Learning to Prompt in the Classroom to Understand AI Limits: A pilot study
Theophilou, Emily, Koyuturk, Cansu, Yavari, Mona, Bursic, Sathya, Donabauer, Gregor, Telari, Alessia, Testa, Alessia, Boiano, Raffaele, Hernandez-Leo, Davinia, Ruskov, Martin, Taibi, Davide, Gabbiadini, Alessandro, Ognibene, Dimitri
Artificial intelligence's (AI) progress holds great promise in tackling pressing societal concerns such as health and climate. Large Language Models (LLM) and the derived chatbots, like ChatGPT, have highly improved the natural language processing capabilities of AI systems allowing them to process an unprecedented amount of unstructured data. However, the ensuing excitement has led to negative sentiments, even as AI methods demonstrate remarkable contributions (e.g. in health and genetics). A key factor contributing to this sentiment is the misleading perception that LLMs can effortlessly provide solutions across domains, ignoring their limitations such as hallucinations and reasoning constraints.
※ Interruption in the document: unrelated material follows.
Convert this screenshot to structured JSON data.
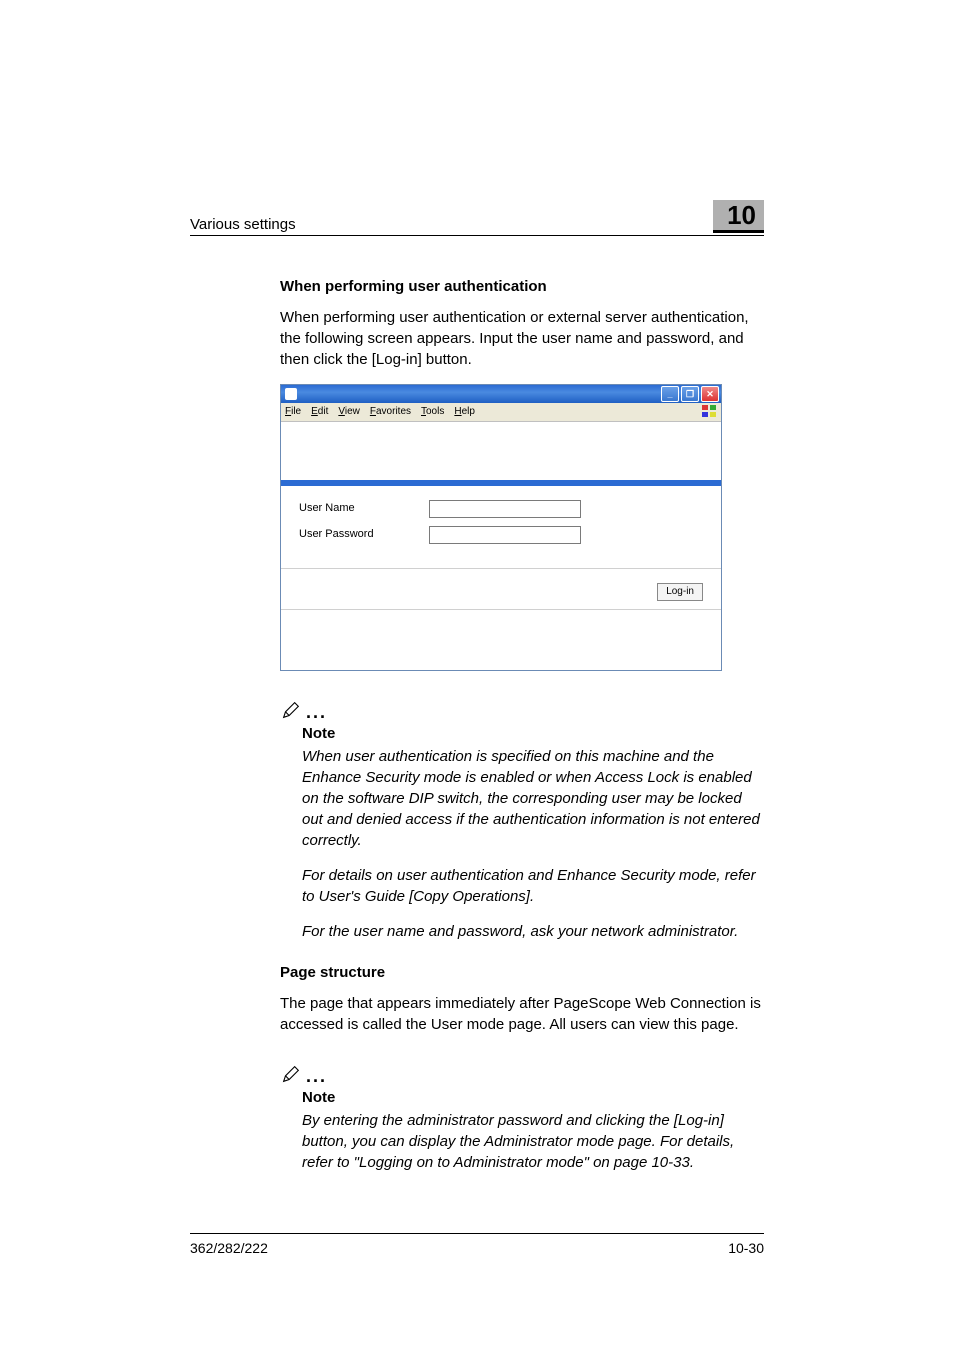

Acknowledging AI fallibility is crucial to address the impact of dogmatic overconfidence in possibly erroneous suggestions generated by LLMs. At the same time, it can reduce fear and other negative attitudes toward AI. This necessitates comprehensive AI literacy interventions that educate the public about LLM constraints and effective usage techniques, i.e prompting strategies. With this aim, a pilot educational intervention was performed in a high school with 21 students. It involved presenting high-level concepts about intelligence, AI, and LLMs, followed by practical exercises involving ChatGPT in creating natural educational conversations and applying established prompting strategies. Encouraging preliminary results emerged, including high appreciation of the activity, improved interaction quality with the LLM, reduced negative AI sentiments, and a better grasp of limitations, specifically unreliability, limited understanding of commands leading to unsatisfactory responses, and limited presentation flexibility. Our aim is to explore AI acceptance factors and refine this approach for more controlled future studies.